L’IUT de Saint-Pierre prépare à des DUT (Bac +2) en "Gestion des entreprises et administration", génie biologique et génie civil et, à partir de la rentrée prochaine, en "Réseaux et télécommunications" ; et à des Licences professionnelles en "banque/assurance", "commerce électronique" et "génie civil" un public d’étudiants réunionnais et mauriciens.
Chaque centre peut dire évidemment combien d’étudiants sont formés chaque année, mais il existe peu de données sur les taux d’embauche et les parcours d’emplois.

Beaucoup de Bac+4

Une première impression dégagée de la floraison des écoles et des formations est que La Réunion ne manque plus, comme ce fut le cas pendant longtemps, de gens formés à un haut niveau. C’est l’avis du responsable de la cellule "cadre" de l’ANPE, Claude Pellegrini, qui notait 1.342 cadres inscrits (en fin de mois) sur les fichiers d’août 2005 et qui en compte 1.380 près d’un an plus tard, inscrits par les Répertoires Opérationnels des Métiers et des Emplois (ROME). Il s’agit surtout de jeunes de niveau Bac +4. "En réalité, la fonction d’encadrement n’est pas forcément liée à une question de niveau", ajoute Claude Pellegrini. C’est ce que permet de vérifier la promotion 2006 de l’IRTS, dont les diplômes ont été délivrés le 18 juillet . C’est ce que confirme aussi le parcours de nombreux jeunes, partis de l’apprentissage et arrivés à des postes d’encadrement après 10 ou 15 ans de métier.
Si le discours de certains patrons consiste encore très souvent à affirmer qu’"ils ne trouvent pas, parmi les jeunes Réunionnais, les cadres dont ils ont besoin", c’est surtout vrai dans certaines branches, soit parce qu’elles sont très techniques (BTP) et que le problème n’a pas été traité assez tôt en amont, soit peut-être aussi par un effet de "groupe" - comme dans les banques, le Bâtiment ou les Travaux publics, où le déplacement des cadres fait partie de la politique des maisons-mères. Il est souvent mis à profit pour former ici les jeunes qui arrivent dans ces métiers.
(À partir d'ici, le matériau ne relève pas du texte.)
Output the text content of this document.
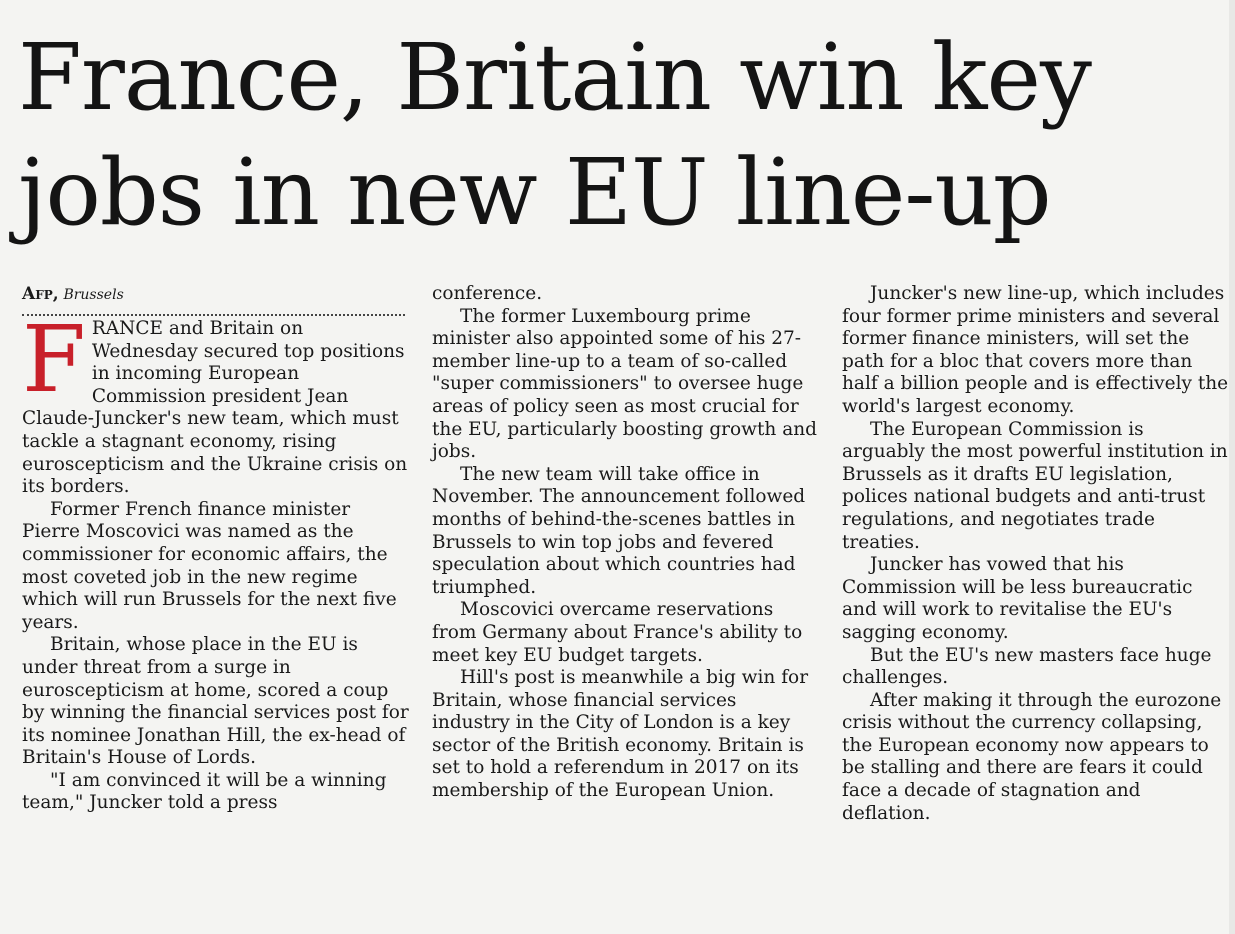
France, Britain win key
jobs in new EU line-up
Afp, Brussels

FRANCE and Britain on Wednesday secured top positions in incoming European Commission president Jean Claude-Juncker's new team, which must tackle a stagnant economy, rising euroscepticism and the Ukraine crisis on its borders.

Former French finance minister Pierre Moscovici was named as the commissioner for economic affairs, the most coveted job in the new regime which will run Brussels for the next five years.

Britain, whose place in the EU is under threat from a surge in euroscepticism at home, scored a coup by winning the financial services post for its nominee Jonathan Hill, the ex-head of Britain's House of Lords.

"I am convinced it will be a winning team," Juncker told a press

conference.

The former Luxembourg prime minister also appointed some of his 27-member line-up to a team of so-called "super commissioners" to oversee huge areas of policy seen as most crucial for the EU, particularly boosting growth and jobs.

The new team will take office in November. The announcement followed months of behind-the-scenes battles in Brussels to win top jobs and fevered speculation about which countries had triumphed.

Moscovici overcame reservations from Germany about France's ability to meet key EU budget targets.

Hill's post is meanwhile a big win for Britain, whose financial services industry in the City of London is a key sector of the British economy. Britain is set to hold a referendum in 2017 on its membership of the European Union.

Juncker's new line-up, which includes four former prime ministers and several former finance ministers, will set the path for a bloc that covers more than half a billion people and is effectively the world's largest economy.

The European Commission is arguably the most powerful institution in Brussels as it drafts EU legislation, polices national budgets and anti-trust regulations, and negotiates trade treaties.

Juncker has vowed that his Commission will be less bureaucratic and will work to revitalise the EU's sagging economy.

But the EU's new masters face huge challenges.

After making it through the eurozone crisis without the currency collapsing, the European economy now appears to be stalling and there are fears it could face a decade of stagnation and deflation.
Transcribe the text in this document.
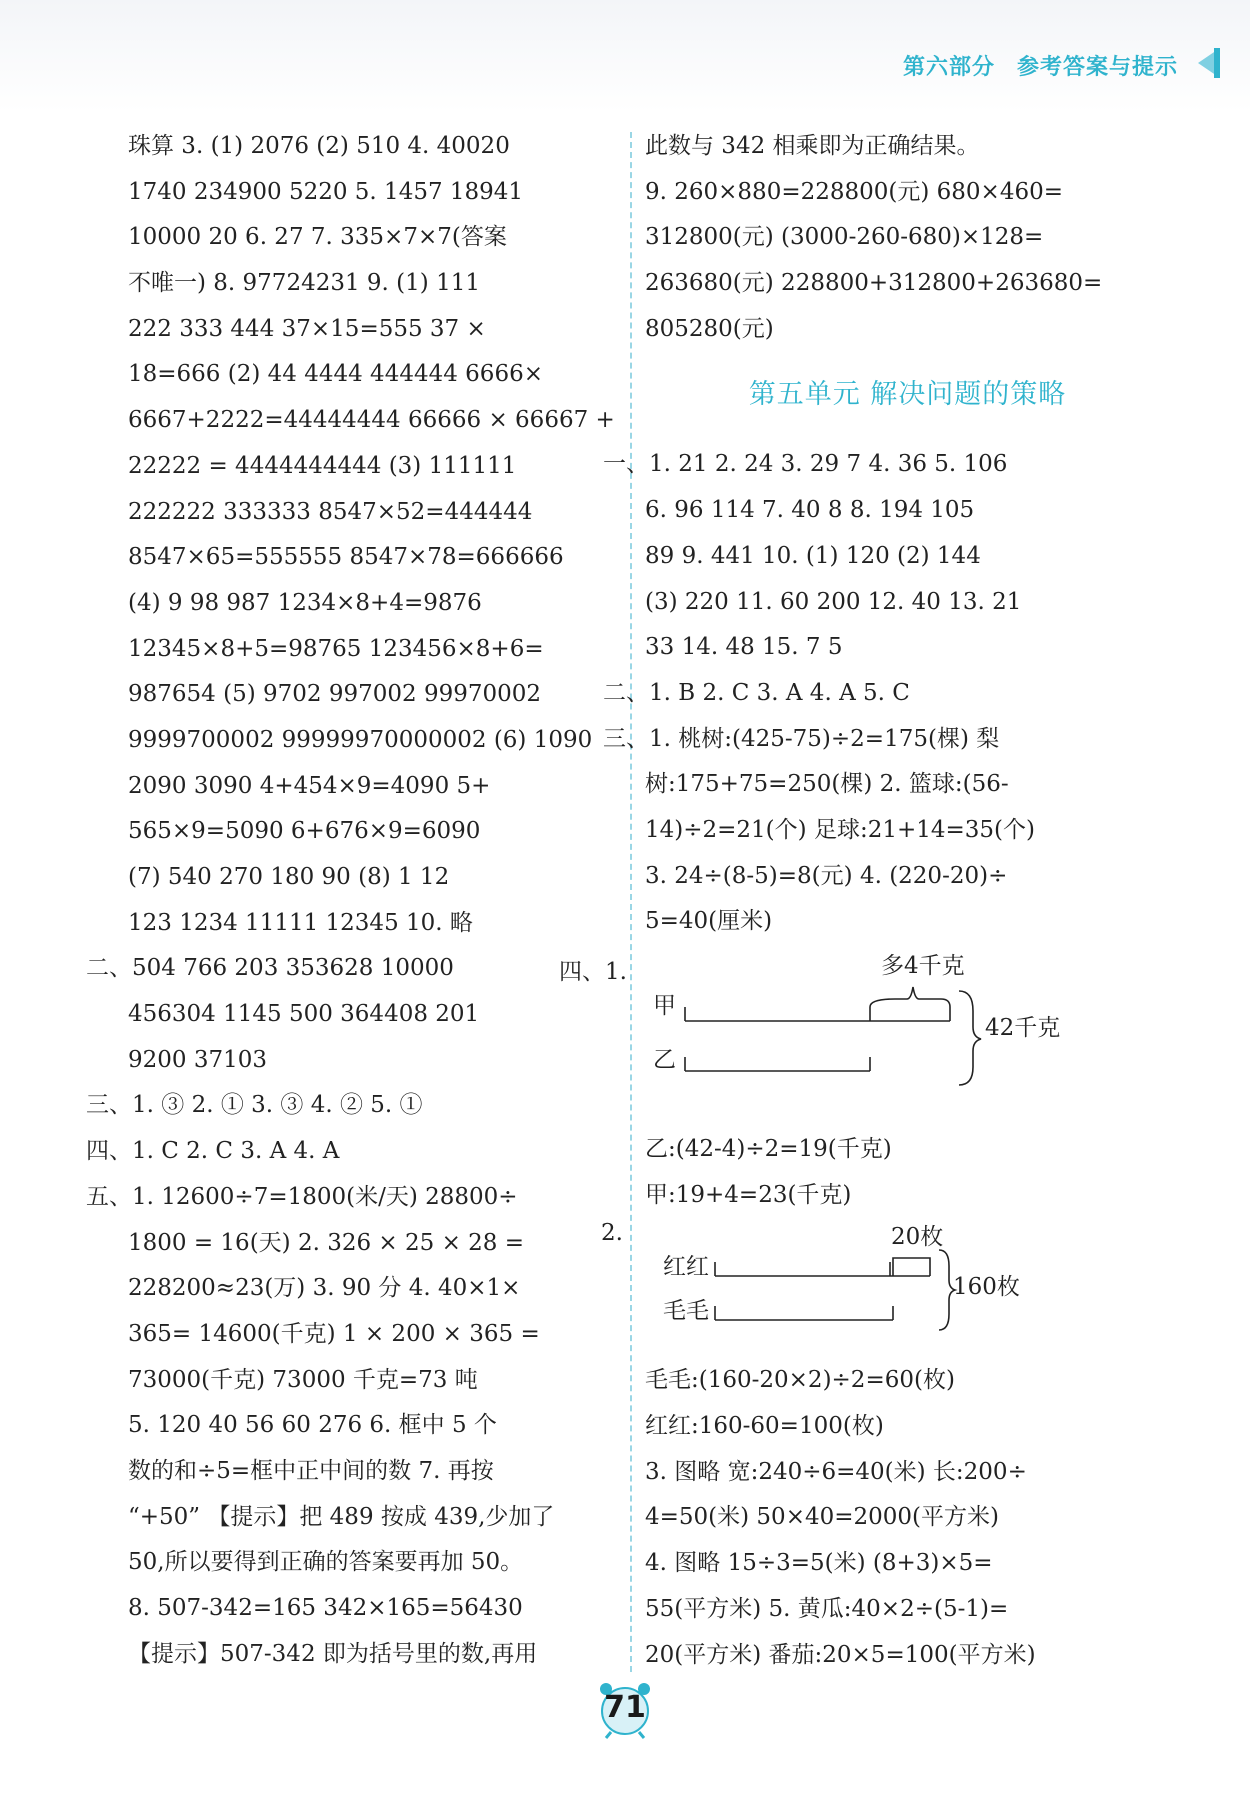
第六部分 参考答案与提示
珠算 3. (1) 2076 (2) 510 4. 40020
1740 234900 5220 5. 1457 18941
10000 20 6. 27 7. 335×7×7(答案
不唯一) 8. 97724231 9. (1) 111
222 333 444 37×15=555 37 ×
18=666 (2) 44 4444 444444 6666×
6667+2222=44444444 66666 × 66667 +
22222 = 4444444444 (3) 111111
222222 333333 8547×52=444444
8547×65=555555 8547×78=666666
(4) 9 98 987 1234×8+4=9876
12345×8+5=98765 123456×8+6=
987654 (5) 9702 997002 99970002
9999700002 99999970000002 (6) 1090
2090 3090 4+454×9=4090 5+
565×9=5090 6+676×9=6090
(7) 540 270 180 90 (8) 1 12
123 1234 11111 12345 10. 略
二、504 766 203 353628 10000
456304 1145 500 364408 201
9200 37103
三、1. ③ 2. ① 3. ③ 4. ② 5. ①
四、1. C 2. C 3. A 4. A
五、1. 12600÷7=1800(米/天) 28800÷
1800 = 16(天) 2. 326 × 25 × 28 =
228200≈23(万) 3. 90 分 4. 40×1×
365= 14600(千克) 1 × 200 × 365 =
73000(千克) 73000 千克=73 吨
5. 120 40 56 60 276 6. 框中 5 个
数的和÷5=框中正中间的数 7. 再按
“+50” 【提示】把 489 按成 439,少加了
50,所以要得到正确的答案要再加 50。
8. 507-342=165 342×165=56430
【提示】507-342 即为括号里的数,再用
此数与 342 相乘即为正确结果。
9. 260×880=228800(元) 680×460=
312800(元) (3000-260-680)×128=
263680(元) 228800+312800+263680=
805280(元)
第五单元 解决问题的策略
一、1. 21 2. 24 3. 29 7 4. 36 5. 106
6. 96 114 7. 40 8 8. 194 105
89 9. 441 10. (1) 120 (2) 144
(3) 220 11. 60 200 12. 40 13. 21
33 14. 48 15. 7 5
二、1. B 2. C 3. A 4. A 5. C
三、1. 桃树:(425-75)÷2=175(棵) 梨
树:175+75=250(棵) 2. 篮球:(56-
14)÷2=21(个) 足球:21+14=35(个)
3. 24÷(8-5)=8(元) 4. (220-20)÷
5=40(厘米)
四、1.	多4千克
甲
乙
42千克
乙:(42-4)÷2=19(千克)
甲:19+4=23(千克)
2.	20枚
红红
毛毛
160枚
毛毛:(160-20×2)÷2=60(枚)
红红:160-60=100(枚)
3. 图略 宽:240÷6=40(米) 长:200÷
4=50(米) 50×40=2000(平方米)
4. 图略 15÷3=5(米) (8+3)×5=
55(平方米) 5. 黄瓜:40×2÷(5-1)=
20(平方米) 番茄:20×5=100(平方米)
71
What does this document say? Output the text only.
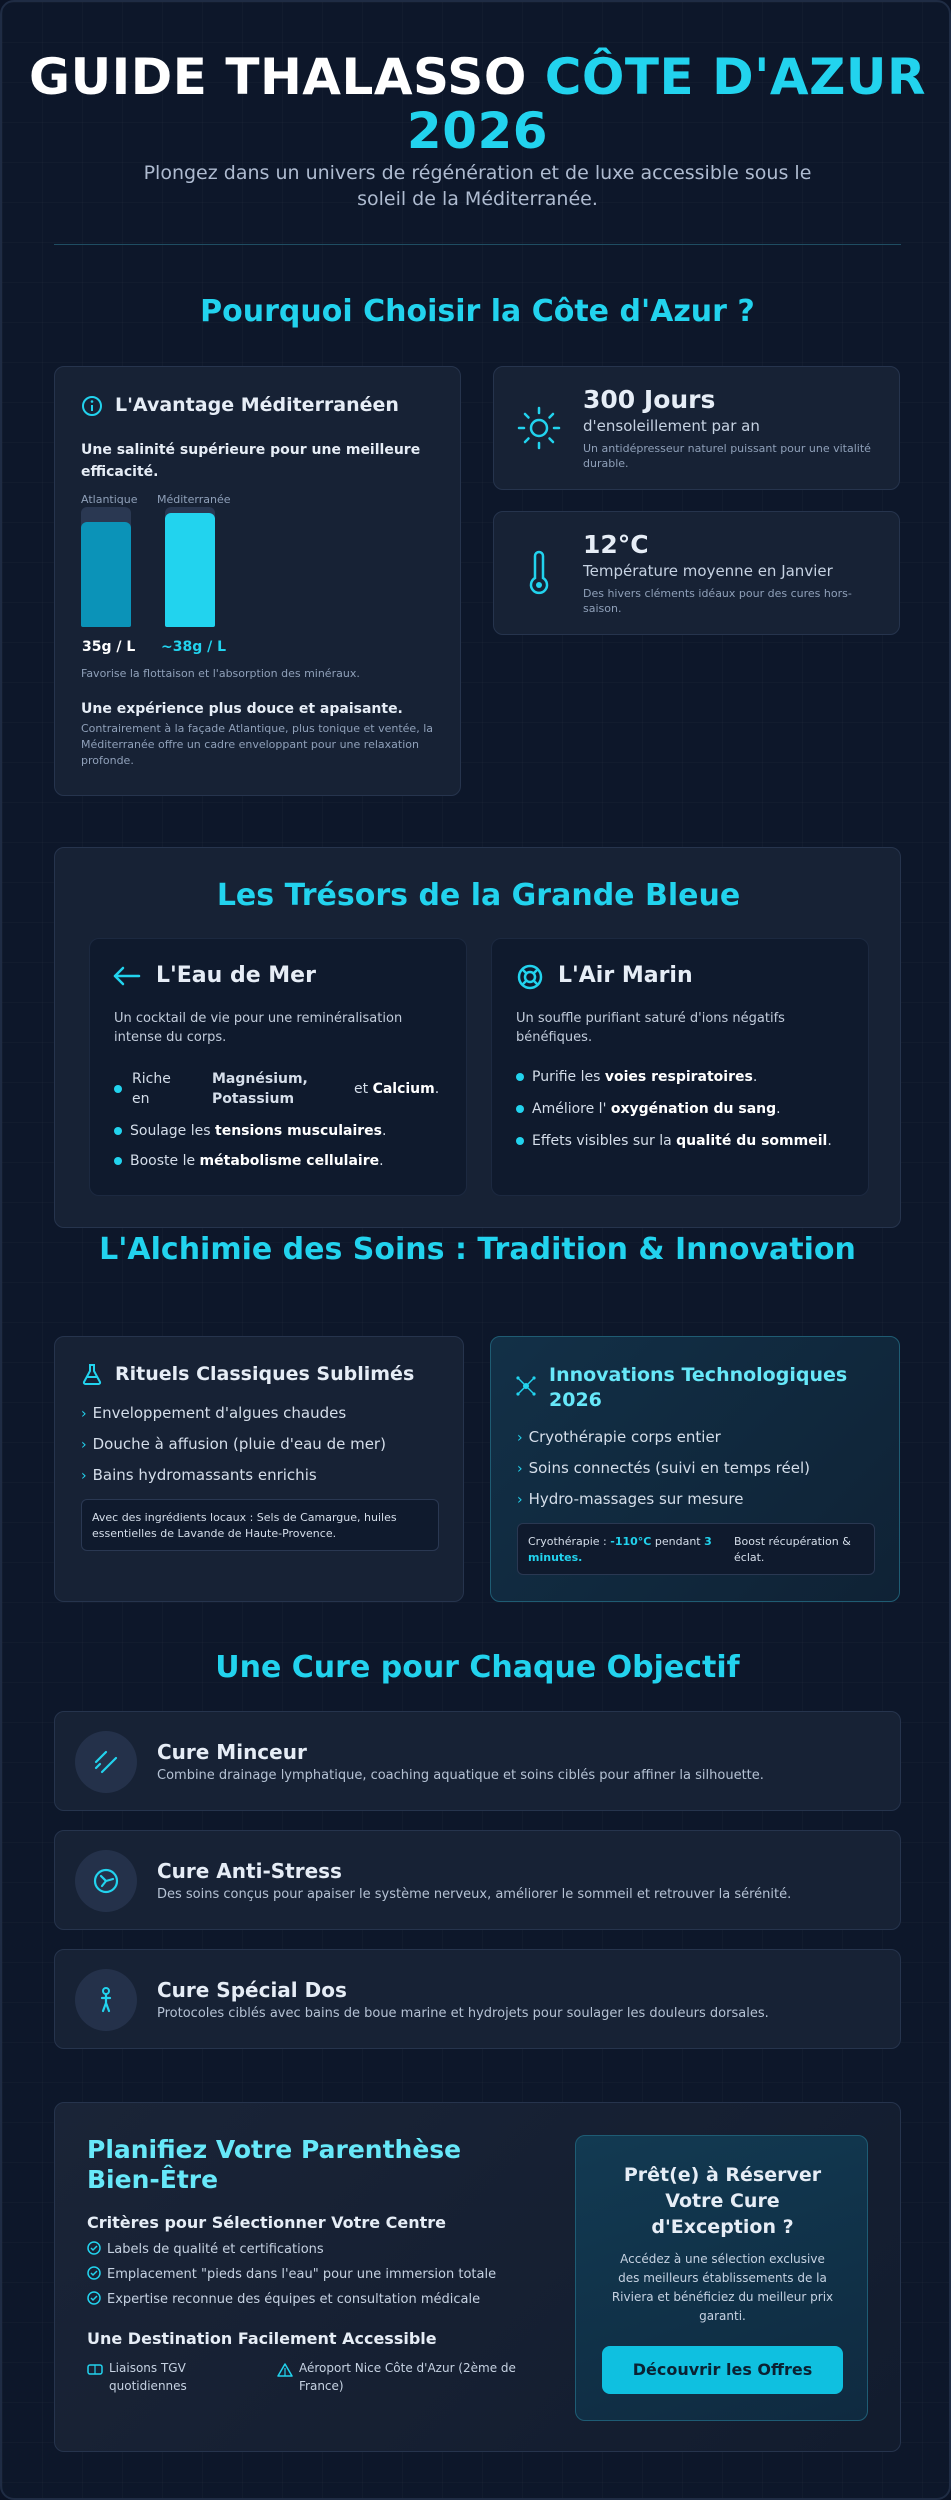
GUIDE THALASSO CÔTE D'AZUR
2026
Plongez dans un univers de régénération et de luxe accessible sous le
soleil de la Méditerranée.
Pourquoi Choisir la Côte d'Azur ?
L'Avantage Méditerranéen
Une salinité supérieure pour une meilleure
efficacité.
Atlantique Méditerranée
35g / L ~38g / L
Favorise la flottaison et l'absorption des minéraux.
Une expérience plus douce et apaisante.
Contrairement à la façade Atlantique, plus tonique et ventée, la
Méditerranée offre un cadre enveloppant pour une relaxation
profonde.
300 Jours
d'ensoleillement par an
Un antidépresseur naturel puissant pour une vitalité
durable.
12°C
Température moyenne en Janvier
Des hivers cléments idéaux pour des cures hors-
saison.
Les Trésors de la Grande Bleue
L'Eau de Mer
Un cocktail de vie pour une reminéralisation
intense du corps.
Riche
en
Magnésium,
Potassium
et Calcium.
Soulage les tensions musculaires.
Booste le métabolisme cellulaire.
L'Air Marin
Un souffle purifiant saturé d'ions négatifs
bénéfiques.
Purifie les voies respiratoires.
Améliore l' oxygénation du sang.
Effets visibles sur la qualité du sommeil.
L'Alchimie des Soins : Tradition & Innovation
Rituels Classiques Sublimés
› Enveloppement d'algues chaudes
› Douche à affusion (pluie d'eau de mer)
› Bains hydromassants enrichis
Avec des ingrédients locaux : Sels de Camargue, huiles
essentielles de Lavande de Haute-Provence.
Innovations Technologiques
2026
› Cryothérapie corps entier
› Soins connectés (suivi en temps réel)
› Hydro-massages sur mesure
Cryothérapie : -110°C pendant 3
minutes.
Boost récupération &
éclat.
Une Cure pour Chaque Objectif
Cure Minceur
Combine drainage lymphatique, coaching aquatique et soins ciblés pour affiner la silhouette.
Cure Anti-Stress
Des soins conçus pour apaiser le système nerveux, améliorer le sommeil et retrouver la sérénité.
Cure Spécial Dos
Protocoles ciblés avec bains de boue marine et hydrojets pour soulager les douleurs dorsales.
Planifiez Votre Parenthèse
Bien-Être
Critères pour Sélectionner Votre Centre
Labels de qualité et certifications
Emplacement "pieds dans l'eau" pour une immersion totale
Expertise reconnue des équipes et consultation médicale
Une Destination Facilement Accessible
Liaisons TGV
quotidiennes
Aéroport Nice Côte d'Azur (2ème de
France)
Prêt(e) à Réserver
Votre Cure
d'Exception ?
Accédez à une sélection exclusive
des meilleurs établissements de la
Riviera et bénéficiez du meilleur prix
garanti.
Découvrir les Offres
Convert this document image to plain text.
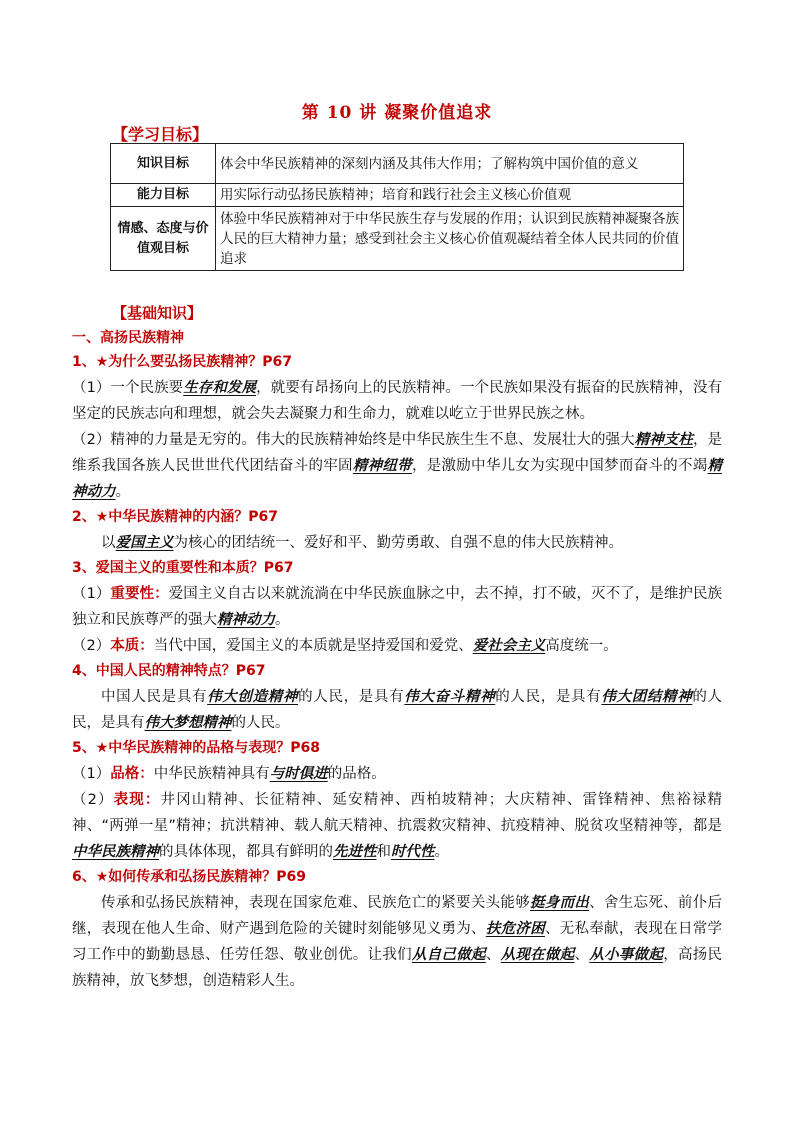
第 10 讲 凝聚价值追求
【学习目标】
知识目标	体会中华民族精神的深刻内涵及其伟大作用；了解构筑中国价值的意义
能力目标	用实际行动弘扬民族精神；培育和践行社会主义核心价值观
情感、态度与价值观目标	体验中华民族精神对于中华民族生存与发展的作用；认识到民族精神凝聚各族人民的巨大精神力量；感受到社会主义核心价值观凝结着全体人民共同的价值追求
【基础知识】
一、高扬民族精神
1、★为什么要弘扬民族精神？P67
（1）一个民族要生存和发展，就要有昂扬向上的民族精神。一个民族如果没有振奋的民族精神，没有坚定的民族志向和理想，就会失去凝聚力和生命力，就难以屹立于世界民族之林。
（2）精神的力量是无穷的。伟大的民族精神始终是中华民族生生不息、发展壮大的强大精神支柱，是维系我国各族人民世世代代团结奋斗的牢固精神纽带，是激励中华儿女为实现中国梦而奋斗的不竭精神动力。
2、★中华民族精神的内涵？P67
以爱国主义为核心的团结统一、爱好和平、勤劳勇敢、自强不息的伟大民族精神。
3、爱国主义的重要性和本质？P67
（1）重要性：爱国主义自古以来就流淌在中华民族血脉之中，去不掉，打不破，灭不了，是维护民族独立和民族尊严的强大精神动力。
（2）本质：当代中国，爱国主义的本质就是坚持爱国和爱党、爱社会主义高度统一。
4、中国人民的精神特点？P67
中国人民是具有伟大创造精神的人民，是具有伟大奋斗精神的人民，是具有伟大团结精神的人民，是具有伟大梦想精神的人民。
5、★中华民族精神的品格与表现？P68
（1）品格：中华民族精神具有与时俱进的品格。
（2）表现：井冈山精神、长征精神、延安精神、西柏坡精神；大庆精神、雷锋精神、焦裕禄精神、“两弹一星”精神；抗洪精神、载人航天精神、抗震救灾精神、抗疫精神、脱贫攻坚精神等，都是中华民族精神的具体体现，都具有鲜明的先进性和时代性。
6、★如何传承和弘扬民族精神？P69
传承和弘扬民族精神，表现在国家危难、民族危亡的紧要关头能够挺身而出、舍生忘死、前仆后继，表现在他人生命、财产遇到危险的关键时刻能够见义勇为、扶危济困、无私奉献，表现在日常学习工作中的勤勤恳恳、任劳任怨、敬业创优。让我们从自己做起、从现在做起、从小事做起，高扬民族精神，放飞梦想，创造精彩人生。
Le paradoxe de la sur-rémunération

Un autre facteur qu’évoque Claude Pellegrini est la distorsion existant, surtout chez les jeunes diplômés, entre la réalité du monde de l’entreprise et "ce qu’ils pensent pouvoir obtenir comme salaire", pour peu qu’ils aient une formation initiale élevée. À ces jeunes, généralement sans expérience réelle, l’ANPE conseille de se frotter aux entreprises. "Qu’ils commencent à travailler, en entrant s’il le faut par la petite porte (assistants DRH, aide-comptable...), car ils auront une possibilité d’avancer très vite, avec 2 ou 3 ans d’expérience", poursuit le responsable de la cellule “cadre” à l’ANPE. C’est vrai des entreprises qui "jouent le jeu".
"Il est vrai aussi que certains salaires débutants sont vraiment bas", relève Claude Pellegrini à partir de l’exemple des comptables, difficiles à recruter alors qu’il existe de nombreux jeunes formés à la comptabilité, et que les entreprises en recherchent... Mais elles les paient encore trop souvent au SMIC, ce qui, en termes d’attractivité, est plutôt contre-productif.
Sur la question des salaires, il reste beaucoup à faire. La réalité actuelle de la formation des jeunes cadres est que - quelle que soit leur formation, même ingénieurs ou comptables - ils sont surtout attirés par les salaires de la Fonction publique.
Par quelque bout qu’on prenne le problème de l’encadrement, la question de la sur-rémunération émerge vite comme facteur paradoxal : comme attrait d’un "modèle social de réussite" et comme frein économique vérifié dans de nombreux secteurs.

P. David

* École de Gestion et de Commerce (EGC), École du Commerce et de la Distribution (ECD), Institut Français de Gestion (IFG) et l’École supérieure d’Informatique (SupInfo).


IRTS

Un personnel d’encadrement détourné des collectivités locales

Mardi dernier à l’IRTS avait lieu la remise des diplômes à 196 étudiants de la promotion 2006. L’institut forme des travailleurs sociaux et des assistantes sociales qui, à Bac+3, seront souvent amenés à jouer un rôle d’animation et d’organisation là où ils seront recrutés : à la CAF, au Conseil général ou chez les bailleurs sociaux. Beaucoup d’assistantes sociales se dirigent vers le Conseil général où l’attractivité des +53% de la Fonction publique est forte. L’effet de cette attraction a eu des conséquences dévastatrices sur le budget de plusieurs associations investies d’une mission sociale par la collectivité et mises en liquidation pour charges salariales trop élevées.
Le paradoxe de cet attrait des salaires de la Fonction publique est que les CCAS (Centres Communaux d’Action Sociale), qui pourraient être les principaux pourvoyeurs d’emplois pour éducateurs spécialisés et assistantes sociales, en réalité n’embauchent pas, parce que les finances communales ne le permettent pas de suivre le surcroît de charge.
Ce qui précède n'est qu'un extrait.